The goals of this system are as follows.

  • Continuous learning: Ongoing learning grounded in real trading experience
  • Pattern recognition: Automatic recognition and learning of market patterns
  • Dynamic optimization: Dynamic tuning as markets change
  • Per-exchange characteristics: Independent learning for each exchange’s behavior

Data collection architecture

1. Automatic signal collection

We collect signals automatically on every exchange on a one-minute cadence.

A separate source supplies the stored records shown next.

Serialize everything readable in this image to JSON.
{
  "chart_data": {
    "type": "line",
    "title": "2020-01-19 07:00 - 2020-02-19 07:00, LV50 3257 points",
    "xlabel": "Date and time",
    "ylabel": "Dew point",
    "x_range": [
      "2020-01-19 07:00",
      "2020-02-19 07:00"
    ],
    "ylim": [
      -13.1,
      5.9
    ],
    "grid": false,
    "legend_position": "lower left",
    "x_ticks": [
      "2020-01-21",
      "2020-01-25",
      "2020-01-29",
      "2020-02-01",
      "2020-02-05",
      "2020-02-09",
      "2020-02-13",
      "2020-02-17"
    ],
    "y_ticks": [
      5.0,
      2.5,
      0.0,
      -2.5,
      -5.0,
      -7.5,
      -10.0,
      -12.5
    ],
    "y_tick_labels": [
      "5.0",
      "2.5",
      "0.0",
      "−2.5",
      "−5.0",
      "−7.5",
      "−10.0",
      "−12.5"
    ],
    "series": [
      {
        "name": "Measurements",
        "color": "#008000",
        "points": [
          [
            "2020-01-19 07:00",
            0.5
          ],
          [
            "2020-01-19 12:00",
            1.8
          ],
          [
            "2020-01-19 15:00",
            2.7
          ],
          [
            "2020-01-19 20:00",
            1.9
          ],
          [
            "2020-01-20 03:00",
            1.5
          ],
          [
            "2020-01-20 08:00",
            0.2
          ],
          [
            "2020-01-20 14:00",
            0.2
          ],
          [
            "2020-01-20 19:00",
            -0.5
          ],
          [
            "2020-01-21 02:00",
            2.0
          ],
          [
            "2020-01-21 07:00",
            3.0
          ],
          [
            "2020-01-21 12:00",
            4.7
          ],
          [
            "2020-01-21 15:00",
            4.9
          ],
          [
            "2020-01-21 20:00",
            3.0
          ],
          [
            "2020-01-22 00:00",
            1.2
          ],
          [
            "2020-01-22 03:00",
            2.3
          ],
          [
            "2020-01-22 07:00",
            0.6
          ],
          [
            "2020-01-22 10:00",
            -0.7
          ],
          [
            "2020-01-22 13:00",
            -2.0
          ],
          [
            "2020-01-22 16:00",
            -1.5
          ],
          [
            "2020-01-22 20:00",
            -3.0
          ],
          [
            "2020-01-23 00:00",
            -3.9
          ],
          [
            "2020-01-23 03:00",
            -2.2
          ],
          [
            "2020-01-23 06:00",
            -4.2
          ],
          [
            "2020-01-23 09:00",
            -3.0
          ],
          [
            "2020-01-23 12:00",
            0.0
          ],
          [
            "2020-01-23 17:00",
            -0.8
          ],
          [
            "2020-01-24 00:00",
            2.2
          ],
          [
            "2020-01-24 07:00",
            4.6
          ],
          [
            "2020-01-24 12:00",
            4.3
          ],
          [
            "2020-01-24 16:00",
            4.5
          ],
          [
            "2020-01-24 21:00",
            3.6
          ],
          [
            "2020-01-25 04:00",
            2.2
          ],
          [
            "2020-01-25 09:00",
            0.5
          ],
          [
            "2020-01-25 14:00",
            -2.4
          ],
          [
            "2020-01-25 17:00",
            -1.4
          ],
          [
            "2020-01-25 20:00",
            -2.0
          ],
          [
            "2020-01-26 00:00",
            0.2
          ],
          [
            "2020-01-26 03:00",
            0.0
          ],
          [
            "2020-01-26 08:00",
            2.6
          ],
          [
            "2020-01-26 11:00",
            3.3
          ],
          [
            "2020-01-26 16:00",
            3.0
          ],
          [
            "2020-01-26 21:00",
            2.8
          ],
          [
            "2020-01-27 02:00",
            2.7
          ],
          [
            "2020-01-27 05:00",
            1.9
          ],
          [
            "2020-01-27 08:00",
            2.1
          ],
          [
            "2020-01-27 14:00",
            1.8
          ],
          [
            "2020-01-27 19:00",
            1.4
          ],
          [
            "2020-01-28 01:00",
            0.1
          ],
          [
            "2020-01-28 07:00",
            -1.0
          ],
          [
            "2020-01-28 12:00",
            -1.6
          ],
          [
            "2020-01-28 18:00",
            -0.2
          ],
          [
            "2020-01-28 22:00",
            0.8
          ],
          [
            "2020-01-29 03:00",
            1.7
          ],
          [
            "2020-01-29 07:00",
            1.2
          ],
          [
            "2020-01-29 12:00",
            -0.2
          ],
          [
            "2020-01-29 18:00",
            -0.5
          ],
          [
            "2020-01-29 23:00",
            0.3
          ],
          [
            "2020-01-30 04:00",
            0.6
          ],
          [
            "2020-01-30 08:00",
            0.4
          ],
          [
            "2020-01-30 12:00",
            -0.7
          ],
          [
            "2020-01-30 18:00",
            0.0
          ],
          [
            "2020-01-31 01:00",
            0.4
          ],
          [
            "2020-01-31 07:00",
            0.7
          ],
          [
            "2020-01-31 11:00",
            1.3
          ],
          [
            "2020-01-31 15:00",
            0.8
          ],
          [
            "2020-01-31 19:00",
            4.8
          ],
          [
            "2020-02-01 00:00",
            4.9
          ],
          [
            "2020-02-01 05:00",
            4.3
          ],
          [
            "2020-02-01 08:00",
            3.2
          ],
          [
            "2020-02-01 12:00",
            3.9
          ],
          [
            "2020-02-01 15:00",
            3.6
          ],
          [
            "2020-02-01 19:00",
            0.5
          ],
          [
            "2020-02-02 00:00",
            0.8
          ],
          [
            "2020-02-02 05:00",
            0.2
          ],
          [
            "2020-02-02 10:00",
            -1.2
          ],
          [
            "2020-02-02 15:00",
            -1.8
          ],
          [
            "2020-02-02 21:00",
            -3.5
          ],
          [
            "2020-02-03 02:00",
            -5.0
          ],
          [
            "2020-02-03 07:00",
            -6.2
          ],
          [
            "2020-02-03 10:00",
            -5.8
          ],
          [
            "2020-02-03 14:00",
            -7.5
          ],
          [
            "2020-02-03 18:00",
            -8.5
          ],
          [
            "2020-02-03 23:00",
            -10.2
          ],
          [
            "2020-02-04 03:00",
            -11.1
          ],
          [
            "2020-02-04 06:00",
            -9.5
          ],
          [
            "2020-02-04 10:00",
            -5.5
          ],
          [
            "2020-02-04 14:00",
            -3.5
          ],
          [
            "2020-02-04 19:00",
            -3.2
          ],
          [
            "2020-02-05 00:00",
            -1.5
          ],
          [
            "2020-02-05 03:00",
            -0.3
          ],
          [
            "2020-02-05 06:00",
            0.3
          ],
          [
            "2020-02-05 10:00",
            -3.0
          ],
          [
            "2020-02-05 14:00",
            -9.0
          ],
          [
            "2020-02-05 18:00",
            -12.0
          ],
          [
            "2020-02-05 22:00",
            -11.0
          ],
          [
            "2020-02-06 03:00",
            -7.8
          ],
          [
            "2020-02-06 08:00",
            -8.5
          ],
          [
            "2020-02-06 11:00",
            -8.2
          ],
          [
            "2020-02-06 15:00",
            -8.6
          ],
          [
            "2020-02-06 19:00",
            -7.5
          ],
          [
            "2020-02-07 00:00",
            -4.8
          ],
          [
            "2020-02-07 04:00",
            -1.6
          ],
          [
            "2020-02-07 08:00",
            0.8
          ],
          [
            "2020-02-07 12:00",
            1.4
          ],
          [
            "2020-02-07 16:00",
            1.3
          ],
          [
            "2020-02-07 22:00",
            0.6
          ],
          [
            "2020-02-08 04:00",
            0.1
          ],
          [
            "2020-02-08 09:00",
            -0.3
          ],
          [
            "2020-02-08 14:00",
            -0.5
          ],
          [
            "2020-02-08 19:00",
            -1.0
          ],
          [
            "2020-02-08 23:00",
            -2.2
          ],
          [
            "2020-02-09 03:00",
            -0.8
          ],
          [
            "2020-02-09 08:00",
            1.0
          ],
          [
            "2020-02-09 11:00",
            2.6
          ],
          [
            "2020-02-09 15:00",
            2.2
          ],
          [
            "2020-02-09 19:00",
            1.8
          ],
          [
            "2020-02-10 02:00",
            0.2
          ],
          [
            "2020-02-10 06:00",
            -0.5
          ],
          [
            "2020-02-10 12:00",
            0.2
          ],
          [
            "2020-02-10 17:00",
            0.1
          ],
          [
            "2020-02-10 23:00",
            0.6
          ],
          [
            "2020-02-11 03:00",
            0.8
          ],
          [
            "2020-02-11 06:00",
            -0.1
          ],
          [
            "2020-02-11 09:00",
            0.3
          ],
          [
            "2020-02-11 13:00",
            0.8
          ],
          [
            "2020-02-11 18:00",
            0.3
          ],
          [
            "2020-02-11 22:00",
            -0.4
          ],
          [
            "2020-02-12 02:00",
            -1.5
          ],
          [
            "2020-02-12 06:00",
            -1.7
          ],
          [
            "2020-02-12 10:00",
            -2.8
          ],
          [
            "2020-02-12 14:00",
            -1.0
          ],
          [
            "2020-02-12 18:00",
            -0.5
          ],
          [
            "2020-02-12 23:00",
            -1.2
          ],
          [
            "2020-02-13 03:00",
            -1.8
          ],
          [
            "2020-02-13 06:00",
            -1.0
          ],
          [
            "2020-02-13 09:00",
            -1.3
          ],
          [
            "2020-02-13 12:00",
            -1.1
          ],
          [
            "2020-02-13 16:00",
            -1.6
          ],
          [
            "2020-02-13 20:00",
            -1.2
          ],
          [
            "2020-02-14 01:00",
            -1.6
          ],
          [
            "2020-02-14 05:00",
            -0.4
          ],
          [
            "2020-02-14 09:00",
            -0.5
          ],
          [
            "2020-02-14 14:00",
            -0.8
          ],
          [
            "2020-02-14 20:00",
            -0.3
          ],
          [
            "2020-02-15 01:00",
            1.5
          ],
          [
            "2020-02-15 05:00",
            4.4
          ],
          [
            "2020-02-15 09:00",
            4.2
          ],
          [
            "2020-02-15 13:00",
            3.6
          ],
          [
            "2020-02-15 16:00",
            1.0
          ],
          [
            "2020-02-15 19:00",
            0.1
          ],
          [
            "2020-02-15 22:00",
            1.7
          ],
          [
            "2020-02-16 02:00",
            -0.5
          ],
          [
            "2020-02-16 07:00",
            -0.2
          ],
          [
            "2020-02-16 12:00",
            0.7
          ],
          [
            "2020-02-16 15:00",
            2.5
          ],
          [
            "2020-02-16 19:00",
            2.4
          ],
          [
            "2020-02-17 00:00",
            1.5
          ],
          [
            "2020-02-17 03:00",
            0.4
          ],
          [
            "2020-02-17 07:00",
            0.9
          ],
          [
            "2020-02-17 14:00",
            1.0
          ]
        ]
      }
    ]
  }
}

  • APISignalManager: Per-exchange API signal exchange and learning data generation
  • Automatic execution: Runs in the background without manual steps
  • Normalization: Converts each exchange’s data into a standard format
  • Persistence: Automatic storage in the learning database

2. Types of collected data

  • Market data: Price, volume, volatility, and more
  • Technical indicators: RSI, MACD, Bollinger Bands, etc.
  • Market sentiment: Fear & greed indices, funding, etc.
  • Trade signals: Buy/sell signals and outcomes

Design of the data structures

1. Signal history

We record the history of every trade signal.

  • Signal timestamp
  • Signal type (buy / sell)
  • Market regime (up / down / sideways)
  • Trade result (P&L)

2. Pattern analysis

We analyze collected data and extract patterns.

  • Successful trade patterns
  • Unsuccessful trade patterns
  • Patterns by market condition
  • Patterns by exchange

3. Dynamic thresholds

We adjust thresholds dynamically as markets change.

  • Thresholds by market regime
  • Thresholds by exchange
  • Thresholds by time window
  • Automatic adjustment mechanisms

4. Exchange-specific behavior

We learn each exchange’s characteristics independently.

  • Per-exchange patterns
  • Per-exchange optimization strategies
  • Per-exchange risk profiles

Learning loop structure

1. Record

Every trade signal and outcome is logged in a standard format.

2. Normalize

Per-exchange data is converted into a standard format.

3. Insight

Logged data is analyzed to extract patterns and insights.

4. Policy

Based on extracted insights, we update trading policy.

5. Risk

Updated policy is validated from a risk perspective.

6. Feedback

Actual trade results are fed back into the next learning cycle.

Key characteristics

1. Automation

Every step runs automatically; no manual intervention is required.

2. Persistence

Learning continues for as long as the system runs.

3. Independence

Each exchange is learned independently, reflecting its own behavior.

4. Verifiability

All learning data is stored in a standard format and can be audited.

Government R&D and investor perspective

Technical innovation

The AI learning data system enables continuous learning and automatic optimization.

  • Automatic learning: Learns without manual intervention
  • Pattern recognition: Automatically recognizes market patterns
  • Dynamic optimization: Tunes behavior as markets change

Extensibility

The learning data system continues to work as new exchanges or asset classes are added.

  • When a new exchange is added, learning starts automatically
  • When a new asset class is added, it learns independently
  • Existing learning data is not unnecessarily disrupted

Conclusion

The AI learning data system is a core system that realizes not “fixed automation” but “a judgment structure that accumulates experience.”

Automatically collecting and analyzing every trade signal, then learning and optimizing continuously, is an important example of technical innovation and extensibility.